Rhonda sighed, took off her reading glasses. “Is he producing?”

“No ma’am. But he’s pretty worked up, and it looks like he’s having trouble breathing. I was wondering if you wanted to do the sedative thing again, or-”

“No! I told you, he’s got to come through this.” She closed the accounts book. “Go back to the room, I’ll be there in a minute.”

Travis’ face disappeared.

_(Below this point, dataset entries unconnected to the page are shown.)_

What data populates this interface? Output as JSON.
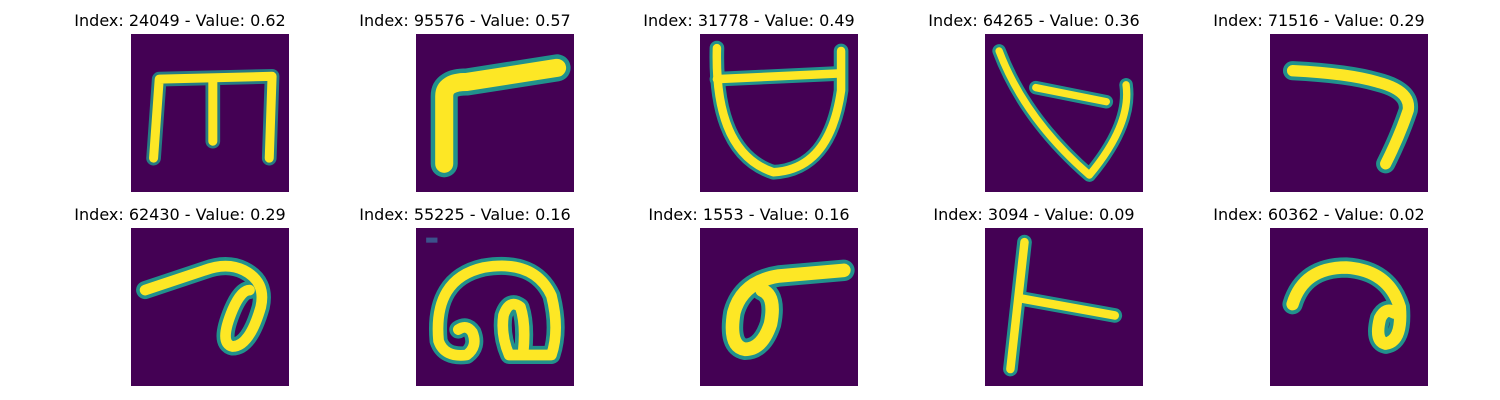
{
  "figure": {
    "background": "#ffffff",
    "colormap": "viridis",
    "colors": {
      "background": "#440154",
      "edge": "#21918c",
      "mid": "#5ec962",
      "stroke": "#fde725"
    },
    "panels": [
      {
        "index": 24049,
        "value": 0.62,
        "title": "Index: 24049 - Value: 0.62",
        "glyph": "glyph-m"
      },
      {
        "index": 95576,
        "value": 0.57,
        "title": "Index: 95576 - Value: 0.57",
        "glyph": "glyph-l-corner"
      },
      {
        "index": 31778,
        "value": 0.49,
        "title": "Index: 31778 - Value: 0.49",
        "glyph": "glyph-cup"
      },
      {
        "index": 64265,
        "value": 0.36,
        "title": "Index: 64265 - Value: 0.36",
        "glyph": "glyph-checkmark"
      },
      {
        "index": 71516,
        "value": 0.29,
        "title": "Index: 71516 - Value: 0.29",
        "glyph": "glyph-seven"
      },
      {
        "index": 62430,
        "value": 0.29,
        "title": "Index: 62430 - Value: 0.29",
        "glyph": "glyph-hook-loop"
      },
      {
        "index": 55225,
        "value": 0.16,
        "title": "Index: 55225 - Value: 0.16",
        "glyph": "glyph-spiral"
      },
      {
        "index": 1553,
        "value": 0.16,
        "title": "Index: 1553 - Value: 0.16",
        "glyph": "glyph-sigma"
      },
      {
        "index": 3094,
        "value": 0.09,
        "title": "Index: 3094 - Value: 0.09",
        "glyph": "glyph-t-side"
      },
      {
        "index": 60362,
        "value": 0.02,
        "title": "Index: 60362 - Value: 0.02",
        "glyph": "glyph-arc-loop"
      }
    ]
  }
}
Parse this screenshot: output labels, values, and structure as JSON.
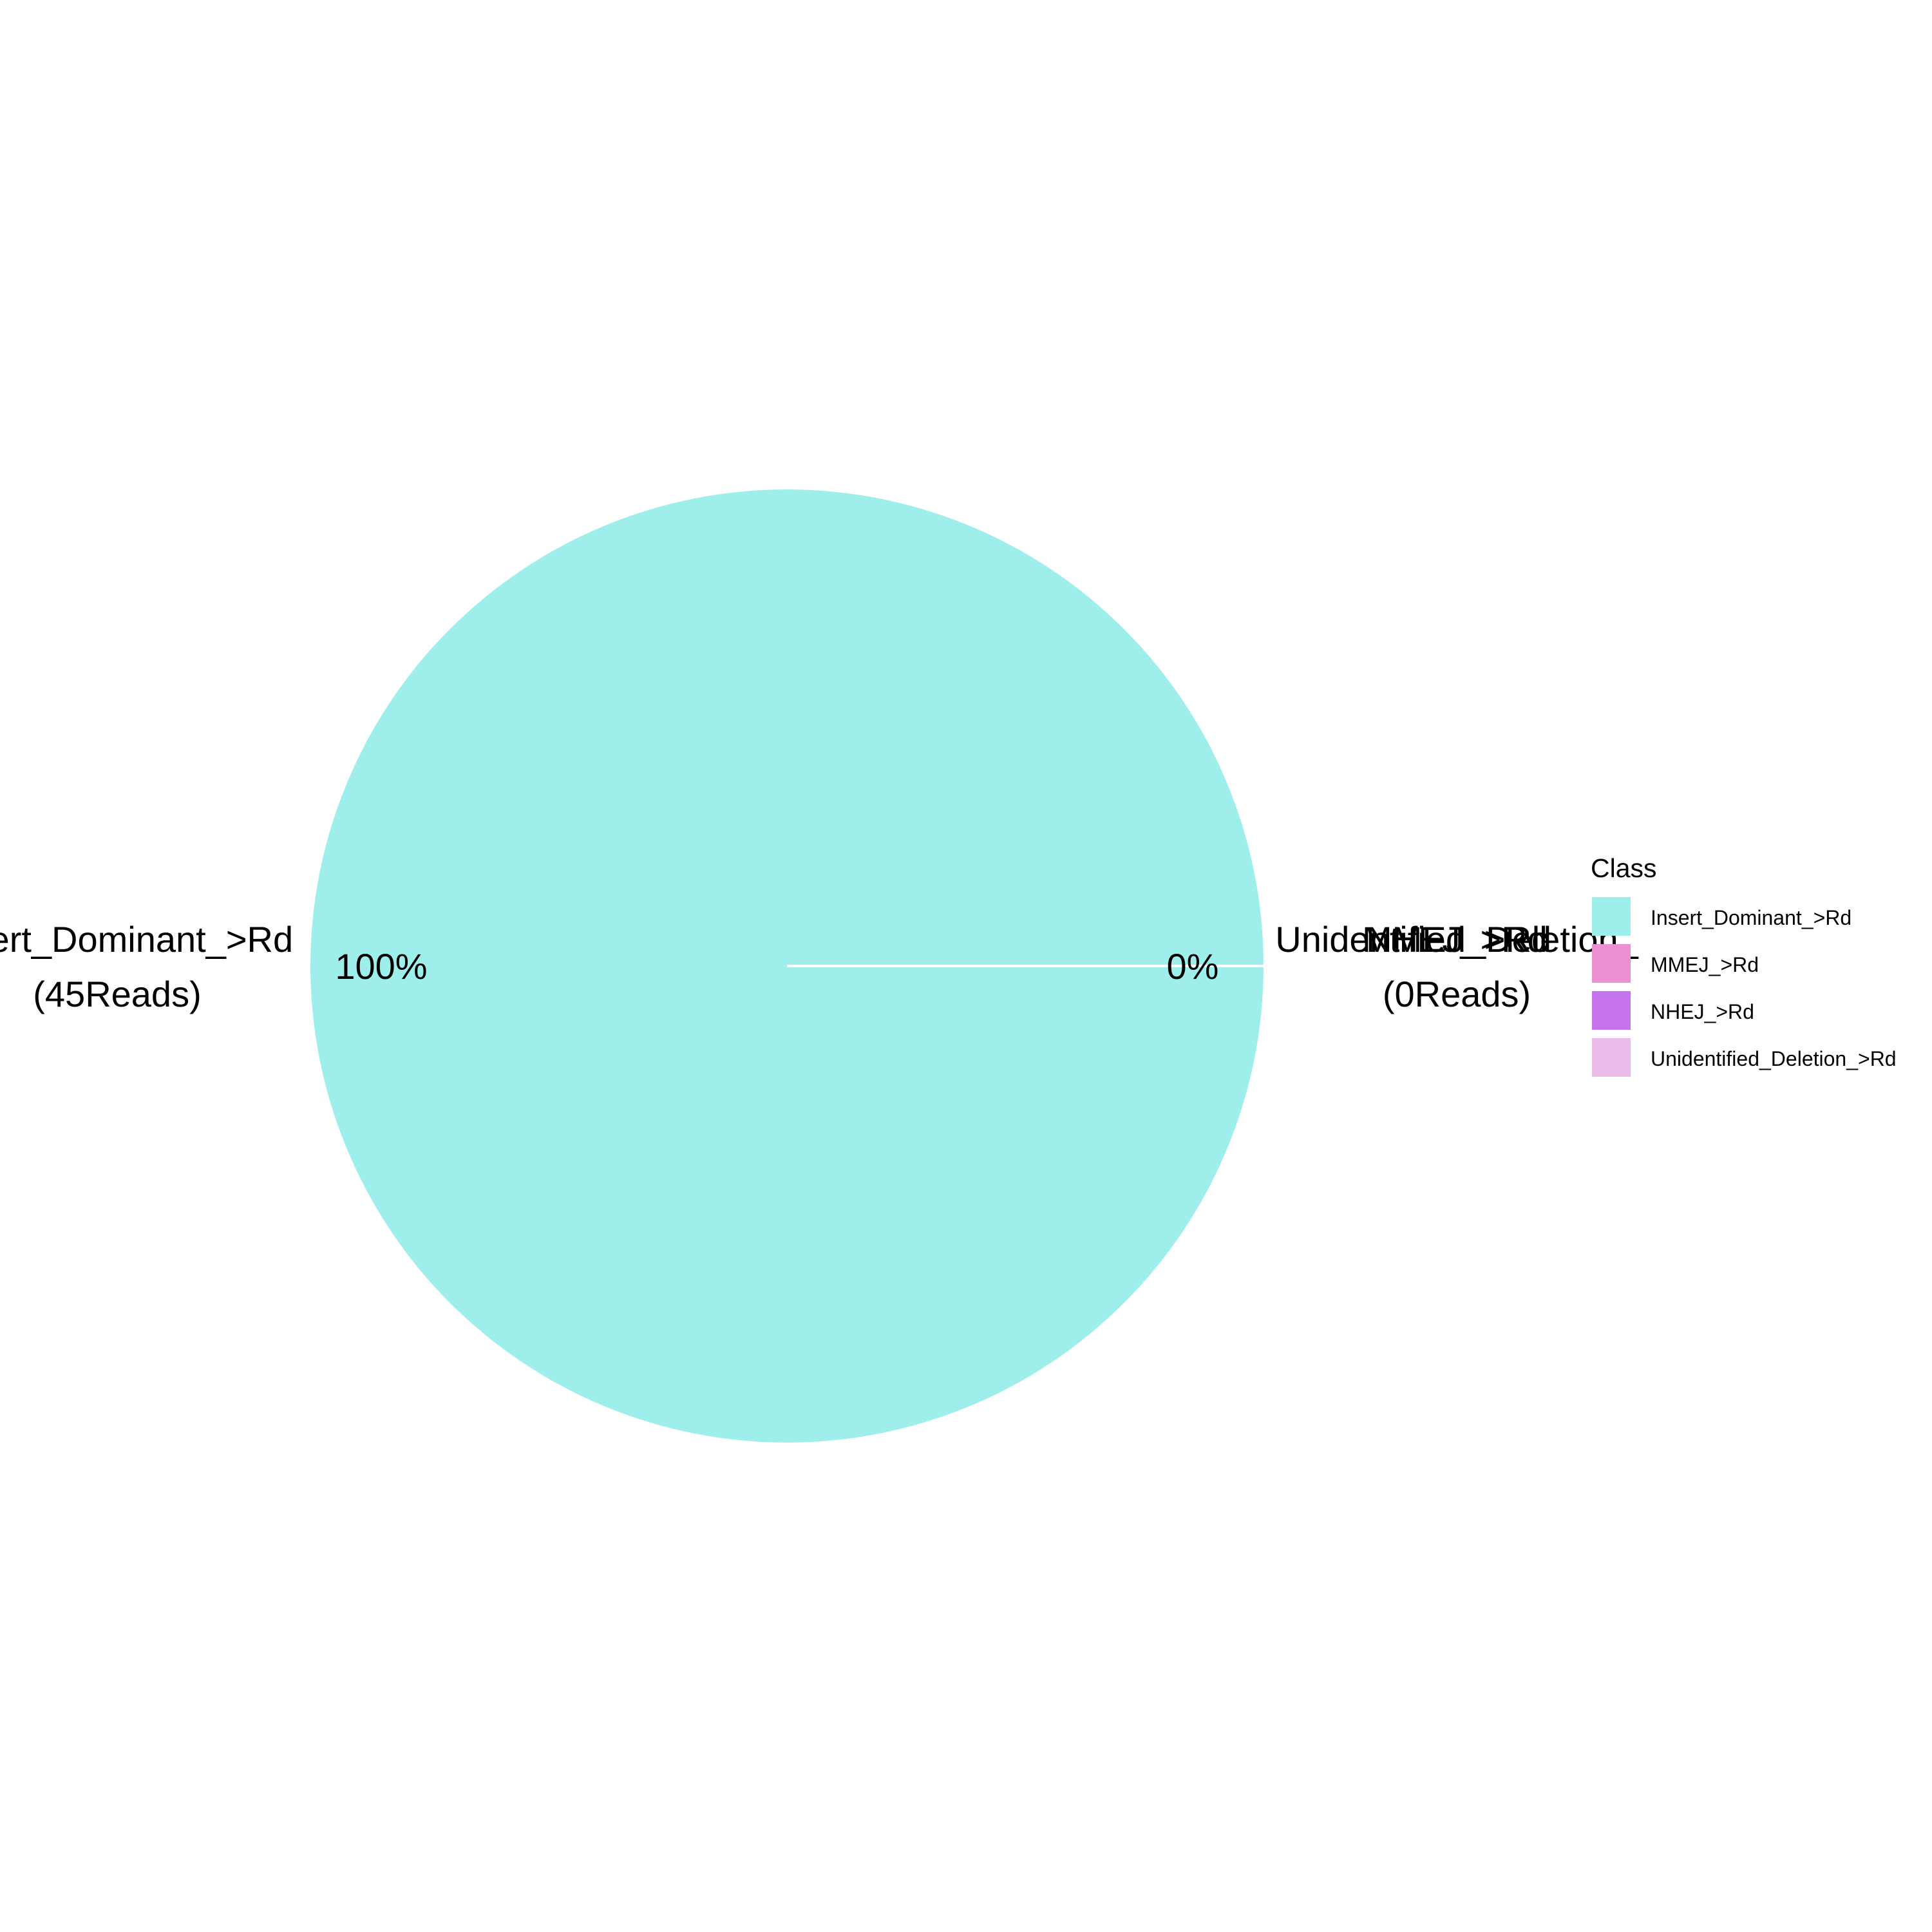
{
  "chart_data": {
    "type": "pie",
    "title": "",
    "legend": {
      "title": "Class",
      "position": "right"
    },
    "slices": [
      {
        "name": "Insert_Dominant_>Rd",
        "value": 45,
        "percent_label": "100%",
        "reads_label": "(45Reads)",
        "label": "Insert_Dominant_>Rd",
        "color": "#9EEFEC"
      },
      {
        "name": "MMEJ_>Rd",
        "value": 0,
        "percent_label": "",
        "reads_label": "",
        "label": "MMEJ_>Rd",
        "color": "#EB8FD3"
      },
      {
        "name": "NHEJ_>Rd",
        "value": 0,
        "percent_label": "",
        "reads_label": "",
        "label": "NHEJ_>Rd",
        "color": "#C673EE"
      },
      {
        "name": "Unidentified_Deletion_>Rd",
        "value": 0,
        "percent_label": "0%",
        "reads_label": "(0Reads)",
        "label": "Unidentified_Deletion_",
        "color": "#EBBBEA"
      }
    ]
  }
}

Everett stepped into the office and closed the door behind him. “You want me to do payday?” he asked. “The boys have been out there a half hour, we can get rid of them early.”

“Certainly not!” She got to her feet and walked to the floor safe, a squat black thing about the height of a two-drawer filing cabinet, and bent to squint at the dial. “Give it to ’em a half hour early, pretty soon they’ll take an hour, and the next thing you know they’ll be showing up on Mondays.” She opened the safe with a few practiced spins, withdrew the key ring for the coolers downstairs, and tossed it to Everett. “You can get the bonus out, but don’t give them a drop until I get there. I’m going to find out what Travis needs. Then after we pay the boys, we’ve got some errands to run.”